10.Risk of malignancies and chemopreventive effect of statin, metformin, and aspirin in Korean patients with ulcerative colitis: a nationwide population-based study
Eun Hye OH ; Ye-Jee KIM ; Minju KIM ; Seung Ha PARK ; Tae Oh KIM ; Sang Hyoung PARK
Intestinal Research 2025;23(2):129-143
Background/Aims:
We investigated the incidences of overall and site-specific malignancies and chemopreventive effects of statin, metformin, and aspirin in patients with ulcerative colitis.
Methods:
We collected data using the Health Insurance Review and Assessment claims database from January 2007 to April 2020.
Results:
The overall malignancy risk among the 35,189 ulcerative colitis patients was similar to that of the general population (standardized incidence ratio, 0.94; 95% confidence interval, 0.88–1.00).
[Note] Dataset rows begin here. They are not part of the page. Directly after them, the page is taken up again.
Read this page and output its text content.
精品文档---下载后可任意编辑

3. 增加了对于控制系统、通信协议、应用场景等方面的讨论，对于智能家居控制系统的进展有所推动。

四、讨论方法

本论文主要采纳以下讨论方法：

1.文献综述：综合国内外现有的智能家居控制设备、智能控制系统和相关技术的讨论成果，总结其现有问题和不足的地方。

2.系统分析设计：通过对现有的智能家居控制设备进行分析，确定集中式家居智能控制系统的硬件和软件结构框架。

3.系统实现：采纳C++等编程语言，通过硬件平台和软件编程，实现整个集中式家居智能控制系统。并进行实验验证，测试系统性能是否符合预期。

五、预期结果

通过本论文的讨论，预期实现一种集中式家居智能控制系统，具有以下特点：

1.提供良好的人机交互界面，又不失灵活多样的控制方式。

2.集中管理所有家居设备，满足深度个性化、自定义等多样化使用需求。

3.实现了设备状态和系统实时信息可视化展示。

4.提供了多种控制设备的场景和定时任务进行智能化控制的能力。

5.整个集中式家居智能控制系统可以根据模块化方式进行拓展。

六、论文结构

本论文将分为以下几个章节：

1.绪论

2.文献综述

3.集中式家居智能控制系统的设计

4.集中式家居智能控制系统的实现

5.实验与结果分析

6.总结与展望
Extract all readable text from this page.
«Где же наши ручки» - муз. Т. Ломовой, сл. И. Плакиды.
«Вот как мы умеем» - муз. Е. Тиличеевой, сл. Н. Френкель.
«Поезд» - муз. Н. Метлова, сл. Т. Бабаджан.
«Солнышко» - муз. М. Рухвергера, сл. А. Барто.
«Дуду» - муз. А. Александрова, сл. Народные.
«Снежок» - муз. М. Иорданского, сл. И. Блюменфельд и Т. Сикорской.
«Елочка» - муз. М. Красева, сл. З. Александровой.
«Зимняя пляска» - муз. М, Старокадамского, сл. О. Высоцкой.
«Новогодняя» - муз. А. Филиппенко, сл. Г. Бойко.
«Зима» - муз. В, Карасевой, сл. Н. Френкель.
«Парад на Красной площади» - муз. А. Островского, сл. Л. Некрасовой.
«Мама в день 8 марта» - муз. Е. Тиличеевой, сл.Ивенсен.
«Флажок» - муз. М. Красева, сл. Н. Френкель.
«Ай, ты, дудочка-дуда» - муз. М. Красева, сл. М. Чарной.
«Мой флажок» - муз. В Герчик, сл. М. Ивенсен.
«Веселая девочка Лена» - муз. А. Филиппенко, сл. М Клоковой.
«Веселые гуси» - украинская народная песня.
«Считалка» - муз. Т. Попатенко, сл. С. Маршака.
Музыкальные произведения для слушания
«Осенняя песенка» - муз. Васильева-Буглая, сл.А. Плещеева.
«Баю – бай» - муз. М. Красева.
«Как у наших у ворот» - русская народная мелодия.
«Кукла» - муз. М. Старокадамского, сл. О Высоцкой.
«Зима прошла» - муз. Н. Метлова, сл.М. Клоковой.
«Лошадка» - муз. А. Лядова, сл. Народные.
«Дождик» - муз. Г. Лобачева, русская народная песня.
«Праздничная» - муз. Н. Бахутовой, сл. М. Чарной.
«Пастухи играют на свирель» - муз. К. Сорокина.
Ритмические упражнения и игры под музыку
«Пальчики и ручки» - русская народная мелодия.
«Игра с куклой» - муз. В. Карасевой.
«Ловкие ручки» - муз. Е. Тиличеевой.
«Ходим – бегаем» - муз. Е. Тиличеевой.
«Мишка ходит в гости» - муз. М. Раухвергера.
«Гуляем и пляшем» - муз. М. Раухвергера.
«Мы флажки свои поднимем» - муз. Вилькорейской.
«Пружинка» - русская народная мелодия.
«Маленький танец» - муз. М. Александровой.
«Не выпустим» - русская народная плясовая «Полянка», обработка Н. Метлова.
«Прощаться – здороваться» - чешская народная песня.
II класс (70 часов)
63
In male patients, standardized incidence ratios were high for thyroid cancer and low for stomach cancer, colorectal cancer, liver cancer, and lung cancer. Concurrently, standard incidence ratios were high for liver cancer and central nervous system cancer in female patients. While 122 cases of colorectal cancer occurred in the study patients, the standardized incidence ratio was 0.83 (95% confidence interval, 0.69–0.99). Treatment for ulcerative colitis was not associated with an increased adjusted hazard ratio, while comorbidities increased it for all malignancies. Treatment for ulcerative colitis was associated with an increased adjusted hazard ratio, while comorbidities did not increase it for colorectal cancer. After adjusting for age, sex, comorbidities, and ulcerative colitis treatment, statins showed a dose-dependent chemopreventive effect for all malignancies (P=0.002), while metformin and aspirin did not show any.
Conclusions
In ulcerative colitis patients, standardized incidence ratios for all malignancies and colorectal cancer did not increase. Adjusted hazard ratios for all malignancies increased with comorbidities and those for colorectal cancer with ulcerative colitis treatment. Statins have a dose-dependent chemopreventive effect for all malignancies.